Pendant ce temps, les leaders de l'Union européenne pourraient imposer des sanctions sportives à la Russie, même s'ils excluent pour l'instant de cibler des événements aussi prestigieux que la Coupe du monde de soccer de 2018. De nouvelles mesures pourraient être annoncées au cours des prochains jours.

Toutefois, le président français François Hollande a annoncé mercredi qu'il suspend la livraison à la Russie d'un gigantesque navire de guerre, en raison des agissements de Moscou en Ukraine. Le Vladivostok, le premier des deux porte-hélicoptères de classe Mistral commandés par la Russie, devait être livré d'ici la fin du mois d'octobre.

Les présidents Poutine et Porochenko s'étaient rencontrés la semaine dernière, au Bélarus, pour des pourparlers qui ont plutôt mis en lumière les fortes divergences d'opinion des deux leaders.

Dimanche dernier, le président Poutine a appelé le gouvernement ukrainien à lancer sans délai des discussions afin de trouver une solution politique à la crise.
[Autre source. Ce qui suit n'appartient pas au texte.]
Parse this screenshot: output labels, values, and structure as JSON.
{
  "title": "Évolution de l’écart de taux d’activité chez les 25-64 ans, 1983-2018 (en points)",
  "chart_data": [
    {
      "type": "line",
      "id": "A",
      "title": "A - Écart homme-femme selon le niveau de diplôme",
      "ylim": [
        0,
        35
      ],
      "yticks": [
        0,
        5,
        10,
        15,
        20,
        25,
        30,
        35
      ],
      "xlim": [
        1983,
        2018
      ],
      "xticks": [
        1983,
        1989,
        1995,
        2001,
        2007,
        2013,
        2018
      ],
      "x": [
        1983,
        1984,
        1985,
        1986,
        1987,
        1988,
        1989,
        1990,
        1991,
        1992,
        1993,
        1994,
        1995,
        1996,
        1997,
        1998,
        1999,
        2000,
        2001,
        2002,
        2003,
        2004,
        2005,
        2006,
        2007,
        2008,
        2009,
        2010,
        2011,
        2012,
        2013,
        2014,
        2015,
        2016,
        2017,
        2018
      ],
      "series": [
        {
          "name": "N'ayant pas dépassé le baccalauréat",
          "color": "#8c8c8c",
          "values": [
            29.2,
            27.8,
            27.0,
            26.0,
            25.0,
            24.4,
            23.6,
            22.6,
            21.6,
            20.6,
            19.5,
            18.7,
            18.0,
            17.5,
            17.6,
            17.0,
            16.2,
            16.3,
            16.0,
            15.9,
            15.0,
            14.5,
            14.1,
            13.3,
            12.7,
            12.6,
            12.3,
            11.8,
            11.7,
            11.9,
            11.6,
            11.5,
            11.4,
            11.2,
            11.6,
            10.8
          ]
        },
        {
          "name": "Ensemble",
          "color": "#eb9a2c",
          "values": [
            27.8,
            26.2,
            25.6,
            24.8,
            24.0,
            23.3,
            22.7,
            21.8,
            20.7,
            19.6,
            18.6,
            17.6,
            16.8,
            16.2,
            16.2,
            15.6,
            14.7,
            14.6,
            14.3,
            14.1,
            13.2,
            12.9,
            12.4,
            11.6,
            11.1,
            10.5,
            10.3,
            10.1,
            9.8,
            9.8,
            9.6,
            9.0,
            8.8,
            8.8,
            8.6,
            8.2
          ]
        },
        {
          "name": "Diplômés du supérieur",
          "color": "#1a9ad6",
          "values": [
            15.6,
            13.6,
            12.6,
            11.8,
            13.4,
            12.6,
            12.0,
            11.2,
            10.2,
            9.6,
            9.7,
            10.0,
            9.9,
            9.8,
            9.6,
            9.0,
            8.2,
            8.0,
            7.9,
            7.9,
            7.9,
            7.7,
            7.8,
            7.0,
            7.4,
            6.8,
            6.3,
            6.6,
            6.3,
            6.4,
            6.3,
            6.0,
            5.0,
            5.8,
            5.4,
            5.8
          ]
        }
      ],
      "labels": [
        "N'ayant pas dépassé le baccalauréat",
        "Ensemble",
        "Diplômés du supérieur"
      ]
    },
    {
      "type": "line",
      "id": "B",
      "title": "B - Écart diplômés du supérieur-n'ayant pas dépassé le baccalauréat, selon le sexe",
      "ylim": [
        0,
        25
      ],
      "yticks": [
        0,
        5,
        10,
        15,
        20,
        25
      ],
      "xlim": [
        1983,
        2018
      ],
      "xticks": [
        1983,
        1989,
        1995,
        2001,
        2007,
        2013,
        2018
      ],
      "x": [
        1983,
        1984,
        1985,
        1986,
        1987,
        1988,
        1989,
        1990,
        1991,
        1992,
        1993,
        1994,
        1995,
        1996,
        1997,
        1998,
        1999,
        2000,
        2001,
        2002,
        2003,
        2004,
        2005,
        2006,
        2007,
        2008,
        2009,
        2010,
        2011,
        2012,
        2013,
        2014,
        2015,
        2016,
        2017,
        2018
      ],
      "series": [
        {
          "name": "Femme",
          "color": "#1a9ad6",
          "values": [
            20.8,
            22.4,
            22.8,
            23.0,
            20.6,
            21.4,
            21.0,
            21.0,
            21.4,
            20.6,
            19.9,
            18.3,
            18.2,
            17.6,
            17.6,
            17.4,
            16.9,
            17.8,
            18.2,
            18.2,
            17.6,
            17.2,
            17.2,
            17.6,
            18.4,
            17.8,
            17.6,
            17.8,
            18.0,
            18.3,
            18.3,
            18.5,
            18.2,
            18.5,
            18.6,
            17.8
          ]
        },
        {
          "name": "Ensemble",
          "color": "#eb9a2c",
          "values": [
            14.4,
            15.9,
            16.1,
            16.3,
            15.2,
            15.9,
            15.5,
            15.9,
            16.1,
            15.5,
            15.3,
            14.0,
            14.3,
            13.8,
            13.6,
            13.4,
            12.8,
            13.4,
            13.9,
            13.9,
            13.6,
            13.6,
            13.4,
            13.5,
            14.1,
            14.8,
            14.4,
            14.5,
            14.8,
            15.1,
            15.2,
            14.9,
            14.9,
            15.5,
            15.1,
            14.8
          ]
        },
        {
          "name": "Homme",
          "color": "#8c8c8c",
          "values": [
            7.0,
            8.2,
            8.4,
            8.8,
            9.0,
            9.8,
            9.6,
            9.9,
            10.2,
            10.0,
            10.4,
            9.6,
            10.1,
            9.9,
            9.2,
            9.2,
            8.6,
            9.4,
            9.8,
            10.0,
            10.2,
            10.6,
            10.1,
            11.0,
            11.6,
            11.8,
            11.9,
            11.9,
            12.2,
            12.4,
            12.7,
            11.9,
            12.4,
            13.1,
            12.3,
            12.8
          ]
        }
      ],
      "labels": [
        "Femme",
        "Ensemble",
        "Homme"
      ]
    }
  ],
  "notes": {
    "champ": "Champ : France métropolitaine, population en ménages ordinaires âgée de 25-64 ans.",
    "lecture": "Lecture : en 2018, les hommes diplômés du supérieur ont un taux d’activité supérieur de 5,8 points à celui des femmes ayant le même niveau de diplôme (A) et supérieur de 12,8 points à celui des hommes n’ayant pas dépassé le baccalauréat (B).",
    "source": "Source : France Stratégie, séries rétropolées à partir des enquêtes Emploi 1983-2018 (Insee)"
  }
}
Le président Porochenko n'avait à ce sujet exprimé aucun commentaire.

L'Ukraine et plusieurs pays occidentaux accusent la Russie d'avoir approvisionné en armes et en militaires les rebelles prorusses de l'est ukrainien qui affrontent les forces gouvernementales depuis la mi-avril. Cette allégation est vivement niée par Moscou.